19 (1) Sous réserve des autres dispositions de la présente loi et de la Loi sur les douanes ainsi que de leurs textes d'application, il est imposé et perçu sur les marchandises dénommées ou visées à l'annexe I, lors de leur importation, les droits de douane applicables à ces marchandises en vertu de cette annexe ou de l'article 46 et exigibles conformément à la Loi sur les douanes.


(2)         Les taux de droits de douane prévus à l'annexe I ou à l'article 46 et les droits de douane imposés en vertu de la présente loi peuvent être modifiés, notamment par majoration, réduction ou annulation, conformément soit à la présente loi ou à une autre loi fédérale, soit à leurs textes d'application.

[6]      L'avocate m'a également renvoyé au numéro 87.03 de l'annexe 1, qui vise les « voitures de tourisme et autres véhicules automobiles principalement conçus pour le transport de personnes, y compris les voitures du type « break » et les voitures de course » .

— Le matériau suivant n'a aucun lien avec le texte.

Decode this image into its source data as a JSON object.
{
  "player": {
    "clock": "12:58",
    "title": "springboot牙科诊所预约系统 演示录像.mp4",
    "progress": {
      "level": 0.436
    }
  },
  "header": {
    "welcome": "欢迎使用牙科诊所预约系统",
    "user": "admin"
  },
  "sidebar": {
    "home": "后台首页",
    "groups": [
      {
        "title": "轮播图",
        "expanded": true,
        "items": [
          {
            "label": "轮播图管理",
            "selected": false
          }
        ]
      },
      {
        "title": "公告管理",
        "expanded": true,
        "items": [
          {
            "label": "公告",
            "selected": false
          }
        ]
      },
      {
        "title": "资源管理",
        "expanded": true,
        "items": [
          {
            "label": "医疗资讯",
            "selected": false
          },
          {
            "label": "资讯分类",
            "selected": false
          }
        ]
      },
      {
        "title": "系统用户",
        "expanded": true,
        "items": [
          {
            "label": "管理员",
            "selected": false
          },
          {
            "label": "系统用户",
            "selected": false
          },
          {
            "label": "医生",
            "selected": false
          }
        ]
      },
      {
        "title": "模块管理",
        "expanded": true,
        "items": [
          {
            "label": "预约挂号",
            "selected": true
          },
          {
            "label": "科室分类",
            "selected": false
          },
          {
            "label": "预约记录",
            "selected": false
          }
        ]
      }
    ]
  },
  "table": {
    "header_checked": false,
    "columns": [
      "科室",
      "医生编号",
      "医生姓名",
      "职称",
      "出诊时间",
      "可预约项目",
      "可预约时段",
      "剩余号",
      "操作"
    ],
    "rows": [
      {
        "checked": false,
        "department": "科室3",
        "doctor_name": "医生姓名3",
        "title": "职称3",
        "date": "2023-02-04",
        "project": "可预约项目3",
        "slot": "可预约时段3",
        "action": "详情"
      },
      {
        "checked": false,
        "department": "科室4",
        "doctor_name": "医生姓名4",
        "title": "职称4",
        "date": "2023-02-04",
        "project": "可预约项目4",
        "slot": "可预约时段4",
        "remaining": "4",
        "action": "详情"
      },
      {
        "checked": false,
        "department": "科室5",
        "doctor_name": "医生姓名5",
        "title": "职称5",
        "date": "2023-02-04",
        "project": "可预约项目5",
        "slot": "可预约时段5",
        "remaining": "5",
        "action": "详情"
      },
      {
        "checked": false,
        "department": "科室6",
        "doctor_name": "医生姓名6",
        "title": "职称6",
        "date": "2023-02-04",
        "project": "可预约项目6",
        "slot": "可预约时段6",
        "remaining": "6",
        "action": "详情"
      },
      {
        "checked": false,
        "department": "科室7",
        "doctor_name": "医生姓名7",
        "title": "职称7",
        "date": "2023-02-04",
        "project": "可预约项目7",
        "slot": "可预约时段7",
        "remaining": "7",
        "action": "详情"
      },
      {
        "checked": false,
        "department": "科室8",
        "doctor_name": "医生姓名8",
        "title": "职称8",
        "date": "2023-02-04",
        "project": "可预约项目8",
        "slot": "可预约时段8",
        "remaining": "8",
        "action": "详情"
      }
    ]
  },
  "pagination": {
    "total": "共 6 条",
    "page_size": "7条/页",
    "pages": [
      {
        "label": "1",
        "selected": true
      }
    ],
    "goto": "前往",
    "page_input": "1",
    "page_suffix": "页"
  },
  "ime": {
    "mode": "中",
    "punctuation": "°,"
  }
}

[7]      Elle me demande d'en tirer la conclusion que le châssis qu'on avait remis à M. Alveberg, muni d'un cadre de bois sur une partie du véhicule - mais sans les composantes mécaniques, le capot, le toit fini ni les autres éléments manquants -, est visé par la catégorie des « véhicules automobiles, y compris les voitures du type « break » » . Je crois qu'il s'en faut de beaucoup pour que l'on puisse considérer que le châssis appartient à une telle catégorie. Le véhicule était tout au plus partiellement achevé; il ne s'agissait certainement pas d'un produit fini. Il ne pouvait pas être conduit et, d'après les photos, il semble qu'on ne pouvait même pas s'y asseoir. Je conclus que le véhicule, dans l'état dans lequel il se trouvait au moment où M. Alveberg l'avait ramené au Canada, n'était pas visé par le numéro 87.03 de l'annexe 1. Il reste toujours à trancher la question de savoir si la caisse de bois constituait un « produit » frappé de droits, même si l'avocate de l'intimée ne m'a renvoyé à aucun autre numéro de l'annexe 1 pour m'aider.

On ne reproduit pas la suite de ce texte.